When you are looking to purchase a home, it's a good idea to get it inspected first. Think of it as a test drive before you plunk down your life savings and most likely, commit yourself to lengthy mortgage. You want to make sure you're getting a quality home. Below is everything you need to know about getting a home inspection.
A home inspection is the examination of a home, from top to bottom. Just like a routine physical that will alert you to any hidden health problems, an inspection will reveal if a home's structure or if any of its systems are in need of significant repair. Purchasing a home is a big investment -- you're likely to be spending thousands of dollars to buy your new home -- so, you'll want to be sure that your purchase is a smart one. (And that you don't buy the real estate equivalent of a lemon.)
In fact, 99% of all agents counsel their clients to have a home inspection performed of homes they are looking to buy.
When you hire an inspector, look to hire the best -- it only make sense, since buying a home can be an expensive endeavor.
Look to get a professional who's knowledgeable about a home's system -- that person is likely to be a licensed professional engineer (PE). You can search for a PE in your area on Nabie.org, the website for the National Academy of Building Inspection Engineers.
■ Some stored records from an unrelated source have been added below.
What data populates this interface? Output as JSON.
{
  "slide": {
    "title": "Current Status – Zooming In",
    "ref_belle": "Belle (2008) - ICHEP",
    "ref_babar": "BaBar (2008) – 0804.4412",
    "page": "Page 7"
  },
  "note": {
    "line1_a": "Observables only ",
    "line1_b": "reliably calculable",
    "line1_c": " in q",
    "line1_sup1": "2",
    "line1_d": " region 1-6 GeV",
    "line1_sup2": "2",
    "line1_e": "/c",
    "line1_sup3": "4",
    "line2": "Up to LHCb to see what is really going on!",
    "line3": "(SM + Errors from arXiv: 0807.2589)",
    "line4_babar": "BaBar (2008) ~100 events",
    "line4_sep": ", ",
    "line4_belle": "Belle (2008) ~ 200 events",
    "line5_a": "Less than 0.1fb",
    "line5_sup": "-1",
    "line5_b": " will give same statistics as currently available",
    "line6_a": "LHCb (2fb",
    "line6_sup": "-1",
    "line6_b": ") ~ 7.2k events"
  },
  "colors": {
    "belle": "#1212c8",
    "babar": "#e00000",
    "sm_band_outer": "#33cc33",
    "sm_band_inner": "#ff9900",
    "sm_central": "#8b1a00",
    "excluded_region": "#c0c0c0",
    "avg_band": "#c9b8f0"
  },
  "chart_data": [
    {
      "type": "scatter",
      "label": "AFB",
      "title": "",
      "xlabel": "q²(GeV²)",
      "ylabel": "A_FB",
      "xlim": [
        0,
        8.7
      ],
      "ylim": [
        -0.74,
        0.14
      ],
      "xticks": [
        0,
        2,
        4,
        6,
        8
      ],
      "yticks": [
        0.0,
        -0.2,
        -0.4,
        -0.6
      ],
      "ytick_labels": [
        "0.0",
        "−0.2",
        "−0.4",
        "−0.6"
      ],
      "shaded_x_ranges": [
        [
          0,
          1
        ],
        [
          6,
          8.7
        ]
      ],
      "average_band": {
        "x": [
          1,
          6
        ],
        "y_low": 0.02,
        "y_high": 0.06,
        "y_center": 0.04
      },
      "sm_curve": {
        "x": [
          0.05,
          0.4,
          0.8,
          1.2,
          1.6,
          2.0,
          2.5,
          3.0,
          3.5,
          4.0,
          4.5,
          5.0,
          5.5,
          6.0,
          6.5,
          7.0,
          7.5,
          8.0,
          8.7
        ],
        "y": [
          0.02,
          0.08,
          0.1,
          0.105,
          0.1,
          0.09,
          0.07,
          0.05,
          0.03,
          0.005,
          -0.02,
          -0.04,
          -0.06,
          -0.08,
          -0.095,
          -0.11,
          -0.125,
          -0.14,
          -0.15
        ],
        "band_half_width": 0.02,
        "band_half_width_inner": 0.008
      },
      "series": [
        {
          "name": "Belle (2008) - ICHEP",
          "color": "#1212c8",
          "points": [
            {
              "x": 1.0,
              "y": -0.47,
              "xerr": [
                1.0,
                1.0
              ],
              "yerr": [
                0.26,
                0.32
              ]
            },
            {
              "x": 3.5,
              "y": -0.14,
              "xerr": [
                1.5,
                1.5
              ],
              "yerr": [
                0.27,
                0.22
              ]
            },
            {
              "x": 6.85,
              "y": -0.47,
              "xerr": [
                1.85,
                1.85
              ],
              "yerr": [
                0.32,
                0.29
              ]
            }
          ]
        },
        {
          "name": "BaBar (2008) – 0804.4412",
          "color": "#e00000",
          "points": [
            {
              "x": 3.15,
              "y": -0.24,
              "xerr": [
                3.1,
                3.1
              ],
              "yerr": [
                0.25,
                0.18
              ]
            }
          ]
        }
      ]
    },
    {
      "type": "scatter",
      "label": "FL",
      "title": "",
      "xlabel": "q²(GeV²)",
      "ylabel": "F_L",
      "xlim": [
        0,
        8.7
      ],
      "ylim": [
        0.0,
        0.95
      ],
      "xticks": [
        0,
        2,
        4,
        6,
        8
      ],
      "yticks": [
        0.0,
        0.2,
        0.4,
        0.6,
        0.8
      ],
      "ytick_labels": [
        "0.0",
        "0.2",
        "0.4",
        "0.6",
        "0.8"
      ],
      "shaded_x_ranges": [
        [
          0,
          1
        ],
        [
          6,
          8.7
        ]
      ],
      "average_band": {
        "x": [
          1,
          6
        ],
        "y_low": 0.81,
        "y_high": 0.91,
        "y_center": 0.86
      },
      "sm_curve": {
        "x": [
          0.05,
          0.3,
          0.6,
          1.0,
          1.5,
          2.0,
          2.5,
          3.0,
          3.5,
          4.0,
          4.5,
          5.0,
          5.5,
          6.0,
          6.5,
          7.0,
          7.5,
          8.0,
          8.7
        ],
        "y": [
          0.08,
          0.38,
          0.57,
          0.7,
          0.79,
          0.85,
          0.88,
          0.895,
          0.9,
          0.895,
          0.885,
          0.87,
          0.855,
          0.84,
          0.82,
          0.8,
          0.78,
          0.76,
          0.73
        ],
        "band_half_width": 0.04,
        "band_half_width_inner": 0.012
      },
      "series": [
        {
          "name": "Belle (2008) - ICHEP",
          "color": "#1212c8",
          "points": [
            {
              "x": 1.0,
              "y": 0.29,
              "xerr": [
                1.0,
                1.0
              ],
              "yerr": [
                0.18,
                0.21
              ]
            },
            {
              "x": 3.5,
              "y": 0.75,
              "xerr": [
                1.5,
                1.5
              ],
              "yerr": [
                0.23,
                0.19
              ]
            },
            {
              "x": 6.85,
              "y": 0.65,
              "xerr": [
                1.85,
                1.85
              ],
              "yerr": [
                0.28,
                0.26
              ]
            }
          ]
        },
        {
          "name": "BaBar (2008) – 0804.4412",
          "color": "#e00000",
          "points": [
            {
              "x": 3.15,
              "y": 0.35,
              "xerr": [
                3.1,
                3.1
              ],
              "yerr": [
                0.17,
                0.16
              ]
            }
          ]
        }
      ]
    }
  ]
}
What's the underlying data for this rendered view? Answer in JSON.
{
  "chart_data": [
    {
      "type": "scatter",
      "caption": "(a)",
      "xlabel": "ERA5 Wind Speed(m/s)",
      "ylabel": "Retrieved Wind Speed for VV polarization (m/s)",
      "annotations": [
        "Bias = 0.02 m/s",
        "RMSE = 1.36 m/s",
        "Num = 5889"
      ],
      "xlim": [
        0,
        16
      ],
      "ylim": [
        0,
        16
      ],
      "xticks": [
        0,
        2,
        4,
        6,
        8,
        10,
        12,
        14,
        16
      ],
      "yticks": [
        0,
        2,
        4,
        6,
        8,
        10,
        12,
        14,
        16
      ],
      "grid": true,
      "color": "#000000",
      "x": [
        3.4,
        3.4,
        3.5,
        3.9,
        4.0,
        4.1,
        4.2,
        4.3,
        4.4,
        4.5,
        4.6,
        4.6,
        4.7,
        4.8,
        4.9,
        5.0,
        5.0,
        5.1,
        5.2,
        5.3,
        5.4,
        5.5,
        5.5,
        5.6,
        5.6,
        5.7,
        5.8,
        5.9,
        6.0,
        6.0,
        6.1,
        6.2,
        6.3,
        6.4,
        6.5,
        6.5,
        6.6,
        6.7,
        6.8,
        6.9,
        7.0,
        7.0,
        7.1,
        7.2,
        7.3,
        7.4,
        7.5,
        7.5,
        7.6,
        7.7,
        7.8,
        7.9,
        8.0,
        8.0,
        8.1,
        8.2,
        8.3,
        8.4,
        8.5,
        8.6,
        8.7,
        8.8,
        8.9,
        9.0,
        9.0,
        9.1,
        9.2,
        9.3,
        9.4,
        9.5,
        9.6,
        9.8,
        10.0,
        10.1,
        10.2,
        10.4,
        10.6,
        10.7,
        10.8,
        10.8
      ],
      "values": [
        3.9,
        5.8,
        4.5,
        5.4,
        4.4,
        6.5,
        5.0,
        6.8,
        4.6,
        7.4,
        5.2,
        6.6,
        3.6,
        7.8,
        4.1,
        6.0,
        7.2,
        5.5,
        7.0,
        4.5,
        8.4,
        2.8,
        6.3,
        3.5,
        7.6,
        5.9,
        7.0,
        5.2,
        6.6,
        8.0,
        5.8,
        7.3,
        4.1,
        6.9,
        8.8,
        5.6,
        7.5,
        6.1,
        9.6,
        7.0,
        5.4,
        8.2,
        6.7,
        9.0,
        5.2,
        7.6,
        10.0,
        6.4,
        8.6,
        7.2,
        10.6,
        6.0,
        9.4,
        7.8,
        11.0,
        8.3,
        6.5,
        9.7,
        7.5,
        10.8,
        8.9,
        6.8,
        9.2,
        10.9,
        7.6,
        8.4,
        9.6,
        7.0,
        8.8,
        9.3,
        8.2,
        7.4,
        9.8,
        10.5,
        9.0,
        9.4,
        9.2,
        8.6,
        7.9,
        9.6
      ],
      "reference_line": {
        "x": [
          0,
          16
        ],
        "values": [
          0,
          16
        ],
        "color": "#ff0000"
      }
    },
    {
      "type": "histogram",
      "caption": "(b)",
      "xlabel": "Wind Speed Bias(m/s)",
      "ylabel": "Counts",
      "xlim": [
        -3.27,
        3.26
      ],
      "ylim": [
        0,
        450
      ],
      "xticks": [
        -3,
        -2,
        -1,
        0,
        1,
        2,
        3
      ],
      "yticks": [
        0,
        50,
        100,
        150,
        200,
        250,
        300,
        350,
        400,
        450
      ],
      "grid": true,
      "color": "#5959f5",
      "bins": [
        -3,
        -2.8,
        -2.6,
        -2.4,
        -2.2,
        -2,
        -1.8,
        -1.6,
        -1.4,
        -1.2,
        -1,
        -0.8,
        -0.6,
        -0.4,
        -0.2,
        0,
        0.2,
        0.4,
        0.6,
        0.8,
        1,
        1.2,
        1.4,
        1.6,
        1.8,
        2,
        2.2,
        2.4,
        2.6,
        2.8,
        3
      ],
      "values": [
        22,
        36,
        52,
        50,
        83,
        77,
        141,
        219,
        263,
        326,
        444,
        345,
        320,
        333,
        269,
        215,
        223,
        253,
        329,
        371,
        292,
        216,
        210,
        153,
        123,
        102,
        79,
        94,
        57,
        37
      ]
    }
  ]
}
You may also want to check up on inspectors you're considering on sites like the Better Business Bureau and Angie's List.
A home inspector will conduct a visual inspection of the home, from the roof to the foundation. He will examine the roof, attic, insulation, the home's heating and air-conditioning systems, the plumbing and electrical systems, walls, ceilings, floors, windows, the basement and the foundation. The exterior of the home will also be inspected, taking into account factors like the condition of the driveway, fences, sidewalks, grading of the property, etc.
The average inspection of a single-family home should take two to three hours, according to hud.gov, the website for the U.S. Department of Housing and Urban Development.
The fee for a home inspection can vary widely, depending on your home's location, size, age and the services being performed -- e.g., if there is a septic system that needs to be inspected, or if the home is being checked for radon. Typically, a home inspection for a single-family house will fall within the range of $300 to $500, according to hud.gov.
A quality home inspector will provide a printed (not hand-written) copy of the results. Ask any inspector you're thinking of hiring about what kind of report he will provide and exactly what will be covered in the report. The report should note what systems in the home are defective and what needs repair. Also ask how long it will take for your inspector to get the report to you.
Your inspection report should reveal the overall condition of the home, what repairs are needed, the severity of the needed fixes and their potential cost. You can then use the results of the inspection to determine your next step -- e.g., if you're happy with the home as it is, or if you want to negotiate with the seller to complete some fixes or lower the price on the property.